Freitagspredigt
Hutba: Die Wahl Ägyptens respektieren
12. Juli 2013Verehrte Muslime,
Allah hat den Menschen in bester Weise erschaffen. Im Unterschied zu den anderen Geschöpfen wurden ihm Vernunft und ein freier Wille gegeben. Dies ist ein Zeichen für den Wert des Menschen bei Allah und seine besondere Stellung unter seinen Geschöpfen.
Vernunft und Willensfreiheit ermöglichen uns Menschen, nachzudenken, zu verstehen und uns frei für oder gegen etwas zu entscheiden. Solange wir dabei nicht die Rechte anderer verletzten, muss die Entscheidung geachtet und respektiert werden. Gleichzeitig müssen wir uns mit unserer Entscheidung vor Allah und den Menschen verantworten.
Dies verdeutlicht unser Herr im Koran, wenn es dort heißt: „Und wer Gutes (auch nur) im Gewicht eines Stäubchens getan hat, wird es sehen. Und wer Böses (auch nur) im Gewicht eines Stäubchens getan hat, wird es sehen.“ (Sure Zalzala, 99:7-8)
Liebe Geschwister,
vor einem Jahr hat das ägyptische Volk in einer freien Wahl seinen Präsidenten gewählt und damit eine Entscheidung für seine Zukunft getroffen. Damit hat die ägyptische Bevölkerung die große Bedeutung und den Wert freier Wahlen gezeigt.
Doch anstatt die Entscheidung der Ägypter zu respektieren, hat es kaum ein Jahr gedauert, bis der Staatspräsident durch einen Militärputsch abgesetzt wurde. Dem Chaos, den Krisen und Sicherheitsproblemen wurde damit wieder Tür und Tor geöffnet. Aus dem ägyptischen Frühling droht wieder ein Winter zu werden.
Dabei wissen wir alle: Wer sozialen Frieden und gesellschaftliche Einheit erreichen möchte, muss die Entscheidung des Volkes respektieren. Gesellschaftlicher Fortschritt führt über die Achtung der religiösen, sozialen und kulturellen Werte der Bevölkerung. Sich gegen den Willen des Volkes zu stellen ist nichts anderes als Gewalt und Zwang.

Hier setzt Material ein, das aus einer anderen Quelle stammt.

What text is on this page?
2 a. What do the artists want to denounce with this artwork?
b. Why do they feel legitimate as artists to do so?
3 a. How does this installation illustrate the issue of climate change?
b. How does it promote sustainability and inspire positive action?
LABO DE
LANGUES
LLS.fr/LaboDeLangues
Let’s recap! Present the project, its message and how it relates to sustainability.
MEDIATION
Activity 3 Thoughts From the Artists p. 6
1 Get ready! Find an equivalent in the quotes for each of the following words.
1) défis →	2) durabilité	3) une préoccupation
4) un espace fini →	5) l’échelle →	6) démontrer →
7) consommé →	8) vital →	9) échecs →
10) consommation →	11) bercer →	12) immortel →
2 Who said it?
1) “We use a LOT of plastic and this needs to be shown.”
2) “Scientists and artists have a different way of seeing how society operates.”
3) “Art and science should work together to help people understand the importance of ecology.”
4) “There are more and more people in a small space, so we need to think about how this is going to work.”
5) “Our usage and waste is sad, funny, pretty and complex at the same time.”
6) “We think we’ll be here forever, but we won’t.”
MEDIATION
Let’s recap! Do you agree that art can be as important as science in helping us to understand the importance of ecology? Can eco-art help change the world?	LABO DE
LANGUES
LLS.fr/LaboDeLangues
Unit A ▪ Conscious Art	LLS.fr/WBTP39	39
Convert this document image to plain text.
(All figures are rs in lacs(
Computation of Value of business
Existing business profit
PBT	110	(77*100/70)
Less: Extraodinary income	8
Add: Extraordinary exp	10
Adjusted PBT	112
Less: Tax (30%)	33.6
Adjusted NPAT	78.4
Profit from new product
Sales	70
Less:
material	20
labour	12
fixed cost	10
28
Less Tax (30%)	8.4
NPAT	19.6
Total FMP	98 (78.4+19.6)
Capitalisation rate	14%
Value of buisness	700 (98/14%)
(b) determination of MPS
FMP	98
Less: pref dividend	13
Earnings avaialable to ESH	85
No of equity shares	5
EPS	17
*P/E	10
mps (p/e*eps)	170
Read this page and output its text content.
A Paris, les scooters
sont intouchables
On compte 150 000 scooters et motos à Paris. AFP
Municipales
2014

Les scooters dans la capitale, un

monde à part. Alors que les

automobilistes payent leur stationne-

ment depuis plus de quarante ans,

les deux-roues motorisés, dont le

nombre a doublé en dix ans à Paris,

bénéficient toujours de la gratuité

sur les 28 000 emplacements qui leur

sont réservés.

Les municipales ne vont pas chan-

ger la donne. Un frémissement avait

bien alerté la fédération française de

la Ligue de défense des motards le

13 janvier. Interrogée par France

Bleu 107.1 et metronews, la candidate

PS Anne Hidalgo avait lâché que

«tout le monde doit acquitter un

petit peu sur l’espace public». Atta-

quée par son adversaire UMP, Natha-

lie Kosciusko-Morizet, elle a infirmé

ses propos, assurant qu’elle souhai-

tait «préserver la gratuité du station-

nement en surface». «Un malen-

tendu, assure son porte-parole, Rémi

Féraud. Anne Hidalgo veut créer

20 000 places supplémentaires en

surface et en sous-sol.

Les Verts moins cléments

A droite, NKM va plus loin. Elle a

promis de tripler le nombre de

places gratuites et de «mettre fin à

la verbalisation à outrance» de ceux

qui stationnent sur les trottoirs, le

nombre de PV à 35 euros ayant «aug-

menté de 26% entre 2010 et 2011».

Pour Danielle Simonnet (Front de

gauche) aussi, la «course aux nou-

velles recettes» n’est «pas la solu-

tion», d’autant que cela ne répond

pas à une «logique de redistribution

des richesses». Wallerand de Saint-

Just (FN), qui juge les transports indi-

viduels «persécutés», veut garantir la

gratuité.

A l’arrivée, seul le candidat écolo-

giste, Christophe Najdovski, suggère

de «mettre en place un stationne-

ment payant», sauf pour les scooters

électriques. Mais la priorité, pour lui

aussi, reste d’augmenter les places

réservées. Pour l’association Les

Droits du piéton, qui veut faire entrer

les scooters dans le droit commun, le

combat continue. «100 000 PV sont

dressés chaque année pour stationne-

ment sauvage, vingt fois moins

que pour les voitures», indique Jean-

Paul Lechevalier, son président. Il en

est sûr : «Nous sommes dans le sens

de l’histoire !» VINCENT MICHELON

Deshalb muss die Wahl der ägyptischen Bevölkerung akzeptiert werden. Der rechtmäßig gewählte Staatspräsident muss sein Amt ausüben können. Die Ägypter sollen ihre Zukunft selbst bestimmen können, damit wieder Frieden im Land einkehren kann.
Außerdem muss erneut festgestellt werden, dass Werte wie Menschenrechte, Rechtstaatlichkeit und Wahlfreiheit für alle Völker gültig sind. Diejenigen, die das nicht klar zur Sprache bringen und die Ereignisse ein Ägypten nicht einmal als Putsch bezeichnen, zeigen nur, dass hier mit doppeltem Maß gemessen wird. Dabei ist der Putsch eine offensichtliche Ungerechtigkeit. Wer schweigt, verliert seine Glaubwürdigkeit.
Verehrte Muslime,
wir Muslime glauben an eine Religion, für die das Leben eines einzelnen Menschen genauso wertvoll ist wie das der gesamten Menschheit. Es gibt keine Werte, die mit Waffengewalt erzwungen werden könnten. Doch jeder Anfang ist schwer und vergleichbar mit dem Sprudeln des Wassers aus einer jungen Quelle. Möge der gesegnete Ramadan Anlass für Frieden in der Welt sein.